The EOS token was originally created as an ERC-20 token on Ethereum blockchain. After the end of ICO, a Token Swap took place and EOS moved to its native coin. Currently, if you want to execute transactions for free, you need to have a certain amount of EOS to cover the bandwidth required for your transaction.
What’s so Special
The ultimate goal of EOS is to build a network for industrial-scale applications to be able to process millions of transactions.
With no transaction fee for token holders.
Is this even possible? Let’s take a closer look at EOS’ major features.
Basically, EOS aims to solve three of the biggest blockchain problems: speed, scalability, and flexibility.
In contrast to Bitcoin or Ethereum, EOS suggests consensus over events instead of consensus over state. It means that in order to keep the blockchain up-to-date, the nodes verify events and not the state of the entire blockchain. As a result — a higher number of transactions per second can be executed.
The EOS platform comes with greater flexibility when it comes to dapps development and maintenance. The user gets to use the platform for free without paying any fee for using dapps. Developers are not renting but owning the resources of EOS according to their share and they can also make any changes whenever it’s necessary. This model should work better for both developers and end users.
Unexpectedly, there are no miners involved. EOS’ CEO Brendan Blumer commented on this important EOS feature on his Twitter:
“Miners don’t like EOS because miners don’t own the EOS network; they are hired by and work for #EOS holders.”
Unlike Bitcoin or Ethereum, EOS uses the delegated PoS consensus mechanism so that 21 Block Producers verify the transactions. This is supposed to increase the flexibility and help with making instant decisions. So, to put it simply, if there’s a bug it can be fixed immediately.
EOS offers a centralized file system for storing files and server hosting for their token holders. For developers, it offers special toolkits and self-describing interfaces.

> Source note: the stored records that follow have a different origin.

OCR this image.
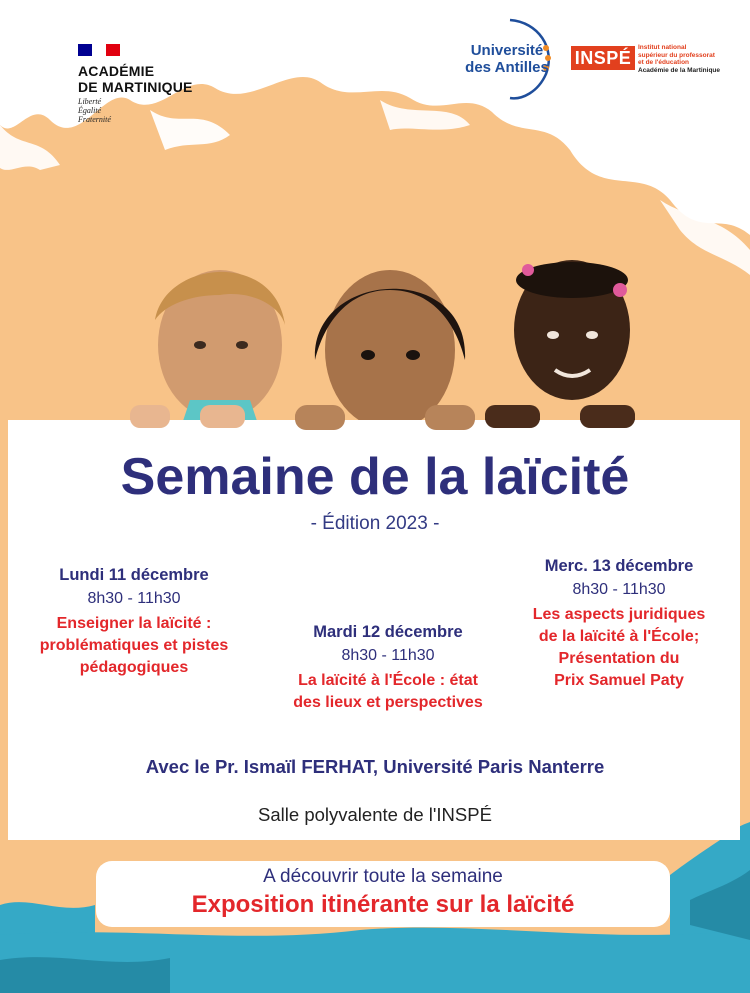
ACADÉMIE
DE MARTINIQUE
Liberté
Égalité
Fraternité
Université
des Antilles INSPÉ
Institut national
supérieur du professorat
et de l'éducation
Académie de la Martinique
Semaine de la laïcité
- Édition 2023 -
Lundi 11 décembre
8h30 - 11h30
Enseigner la laïcité :
problématiques et pistes
pédagogiques
Mardi 12 décembre
8h30 - 11h30
La laïcité à l'École : état
des lieux et perspectives
Merc. 13 décembre
8h30 - 11h30
Les aspects juridiques
de la laïcité à l'École;
Présentation du
Prix Samuel Paty
Avec le Pr. Ismaïl FERHAT, Université Paris Nanterre
Salle polyvalente de l'INSPÉ
A découvrir toute la semaine
Exposition itinérante sur la laïcité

Obviously, the project that managed to raise such an impressive amount of money with almost nothing but a whitepaper (well that and a promising team) has attracted a lot of criticism. It was accused of setting unreal goals and being too centralized. EOS’ constitution that you have to follow if you want to use the platform is also not helping with general acceptance.
And lastly, a lot of bugs have been reported ever since EOS software has been released.
At this point, it is quite hard to make any predictions about whether EOS is going to deliver what it has promised. Considering the $4 billion budget and the strong team behind it, it has every opportunity to live up to its nickname and become the Ethereum killer.
But according to Brendan Blumer, it’s just a matter of time before the biggest blockchains start cooperating:
“Competing #blockchains will soon collaborate through side chains; religious walls will fall, communities will merge, and innovation will compound #BTC #EOS #ETH.”